@live questions
Walter Bright
newshound2 at digitalmars.com
Sun Nov 22 07:22:22 UTC 2020
On 11/21/2020 6:28 PM, Dibyendu Majumdar wrote:
> a) I understand on its own @live is only part of what Rust does? Rust has
> lifetime annotations and I believe it can track memory allocation across a graph
> of objects and ensure there is no leak etc.
Rust has an additional capability of specifying which function argument lifetime
gets attached to the return type, whereas @live just takes the tightest lifetime
of the supplied arguments. This was discussed a while back, and this extra (and
optional) specification does not appear to add much value. We can always add it
later if it turns out to be critical.
> Is my understanding correct that
> @live only deals with pointers and to compare this to Rust, one has to also
> include DIP1000?
DIP1000 is intended to be a core feature, not an optional one. It's been around
long enough and is successful enough to become the default. @live assumes DIP1000.
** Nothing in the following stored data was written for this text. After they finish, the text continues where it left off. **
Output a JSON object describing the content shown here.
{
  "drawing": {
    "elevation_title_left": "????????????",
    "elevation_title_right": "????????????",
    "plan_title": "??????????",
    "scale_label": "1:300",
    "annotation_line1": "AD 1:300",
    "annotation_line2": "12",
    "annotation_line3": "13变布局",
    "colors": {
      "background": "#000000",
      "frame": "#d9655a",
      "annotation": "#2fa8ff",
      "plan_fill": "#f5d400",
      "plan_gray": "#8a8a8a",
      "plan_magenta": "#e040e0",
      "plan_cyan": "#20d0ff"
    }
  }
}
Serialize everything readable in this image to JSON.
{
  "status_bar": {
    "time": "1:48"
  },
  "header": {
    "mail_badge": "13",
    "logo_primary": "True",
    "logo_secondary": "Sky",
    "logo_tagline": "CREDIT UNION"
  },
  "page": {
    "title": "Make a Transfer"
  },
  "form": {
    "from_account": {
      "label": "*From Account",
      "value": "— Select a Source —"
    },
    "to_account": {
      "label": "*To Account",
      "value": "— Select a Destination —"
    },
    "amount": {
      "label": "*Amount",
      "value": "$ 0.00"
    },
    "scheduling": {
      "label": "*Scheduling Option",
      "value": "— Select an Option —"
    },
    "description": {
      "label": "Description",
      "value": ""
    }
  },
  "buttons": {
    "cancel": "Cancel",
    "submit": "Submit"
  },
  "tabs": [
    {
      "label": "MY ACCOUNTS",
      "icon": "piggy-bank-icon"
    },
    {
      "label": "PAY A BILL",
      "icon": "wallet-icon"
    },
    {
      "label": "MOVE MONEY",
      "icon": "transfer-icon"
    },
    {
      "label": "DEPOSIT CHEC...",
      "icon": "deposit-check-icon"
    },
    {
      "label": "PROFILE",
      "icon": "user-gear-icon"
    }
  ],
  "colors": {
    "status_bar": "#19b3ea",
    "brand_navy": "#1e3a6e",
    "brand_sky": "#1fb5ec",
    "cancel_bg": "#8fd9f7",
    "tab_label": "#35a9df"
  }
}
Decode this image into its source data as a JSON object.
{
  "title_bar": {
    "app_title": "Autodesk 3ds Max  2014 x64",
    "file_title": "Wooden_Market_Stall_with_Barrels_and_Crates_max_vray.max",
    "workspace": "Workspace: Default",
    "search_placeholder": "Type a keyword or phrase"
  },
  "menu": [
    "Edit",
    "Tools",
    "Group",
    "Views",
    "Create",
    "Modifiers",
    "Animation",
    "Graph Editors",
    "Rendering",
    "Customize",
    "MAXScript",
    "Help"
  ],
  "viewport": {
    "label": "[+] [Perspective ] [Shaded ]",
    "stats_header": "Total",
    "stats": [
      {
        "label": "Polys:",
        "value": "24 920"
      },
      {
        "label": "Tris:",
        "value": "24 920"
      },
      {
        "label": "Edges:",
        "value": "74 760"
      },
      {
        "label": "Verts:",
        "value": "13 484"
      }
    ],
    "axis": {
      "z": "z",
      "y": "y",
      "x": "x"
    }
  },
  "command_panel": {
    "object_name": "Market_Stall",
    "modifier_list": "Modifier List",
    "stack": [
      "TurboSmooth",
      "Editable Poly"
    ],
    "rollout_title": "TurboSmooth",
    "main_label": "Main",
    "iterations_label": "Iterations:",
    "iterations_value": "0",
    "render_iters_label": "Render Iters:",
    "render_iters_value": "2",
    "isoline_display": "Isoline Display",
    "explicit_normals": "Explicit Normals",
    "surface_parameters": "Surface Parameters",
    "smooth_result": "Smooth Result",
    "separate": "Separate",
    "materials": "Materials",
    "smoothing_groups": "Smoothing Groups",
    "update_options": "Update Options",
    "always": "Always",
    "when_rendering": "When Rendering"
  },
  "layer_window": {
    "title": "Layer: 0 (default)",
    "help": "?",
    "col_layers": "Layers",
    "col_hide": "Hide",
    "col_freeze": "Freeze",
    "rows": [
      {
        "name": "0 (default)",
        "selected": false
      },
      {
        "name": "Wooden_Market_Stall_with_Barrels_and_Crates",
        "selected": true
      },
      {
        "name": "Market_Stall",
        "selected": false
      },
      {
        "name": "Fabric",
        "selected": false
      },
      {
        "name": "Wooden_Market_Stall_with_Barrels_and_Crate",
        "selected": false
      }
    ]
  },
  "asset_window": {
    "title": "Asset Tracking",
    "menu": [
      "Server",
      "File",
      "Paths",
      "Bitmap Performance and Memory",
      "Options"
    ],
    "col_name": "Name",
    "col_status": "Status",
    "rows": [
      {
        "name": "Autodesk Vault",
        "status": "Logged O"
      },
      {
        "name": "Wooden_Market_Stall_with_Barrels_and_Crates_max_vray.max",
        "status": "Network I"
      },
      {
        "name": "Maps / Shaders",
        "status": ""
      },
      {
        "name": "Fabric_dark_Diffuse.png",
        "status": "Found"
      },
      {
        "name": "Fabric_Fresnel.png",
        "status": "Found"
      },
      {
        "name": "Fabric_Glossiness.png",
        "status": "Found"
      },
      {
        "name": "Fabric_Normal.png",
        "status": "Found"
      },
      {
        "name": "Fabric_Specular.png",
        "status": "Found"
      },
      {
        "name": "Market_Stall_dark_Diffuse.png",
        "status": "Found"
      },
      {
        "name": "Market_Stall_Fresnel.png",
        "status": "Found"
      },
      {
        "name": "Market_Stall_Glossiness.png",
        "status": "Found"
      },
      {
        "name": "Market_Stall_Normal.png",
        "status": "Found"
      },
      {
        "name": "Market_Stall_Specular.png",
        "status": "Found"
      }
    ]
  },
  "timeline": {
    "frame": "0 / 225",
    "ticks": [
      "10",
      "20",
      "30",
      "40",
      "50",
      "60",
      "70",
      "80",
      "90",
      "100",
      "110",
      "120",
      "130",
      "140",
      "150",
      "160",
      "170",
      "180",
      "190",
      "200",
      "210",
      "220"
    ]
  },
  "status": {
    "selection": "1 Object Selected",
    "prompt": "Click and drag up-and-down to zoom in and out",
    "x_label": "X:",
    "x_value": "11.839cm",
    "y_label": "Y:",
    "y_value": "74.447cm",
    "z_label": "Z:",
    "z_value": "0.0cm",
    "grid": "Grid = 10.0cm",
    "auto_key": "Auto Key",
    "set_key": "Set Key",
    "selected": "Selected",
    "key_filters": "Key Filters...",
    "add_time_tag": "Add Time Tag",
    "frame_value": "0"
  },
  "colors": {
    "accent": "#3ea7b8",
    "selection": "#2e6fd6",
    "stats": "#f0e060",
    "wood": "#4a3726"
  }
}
> My first suggestion is that @live and DIP1000 features should be documented
> together. I heard in the discussions that DIP1000 is actually not yet documented?
DIP1000 will be for all D code, not just @live.
> b) Is it also the case that DIP1000 is only available if a function is marked
> @safe?
It's an enhancement for @safe, yes.
> It seems to me that both @live and @safe should be available as compiler flags
> to turn them on - and not have to rely on annotations. Is this possible?
> Certainly in Laser-D I would like these to be ON by default and annotation
> should be to suppress rather than enable.
My DIP to make @safe the default failed.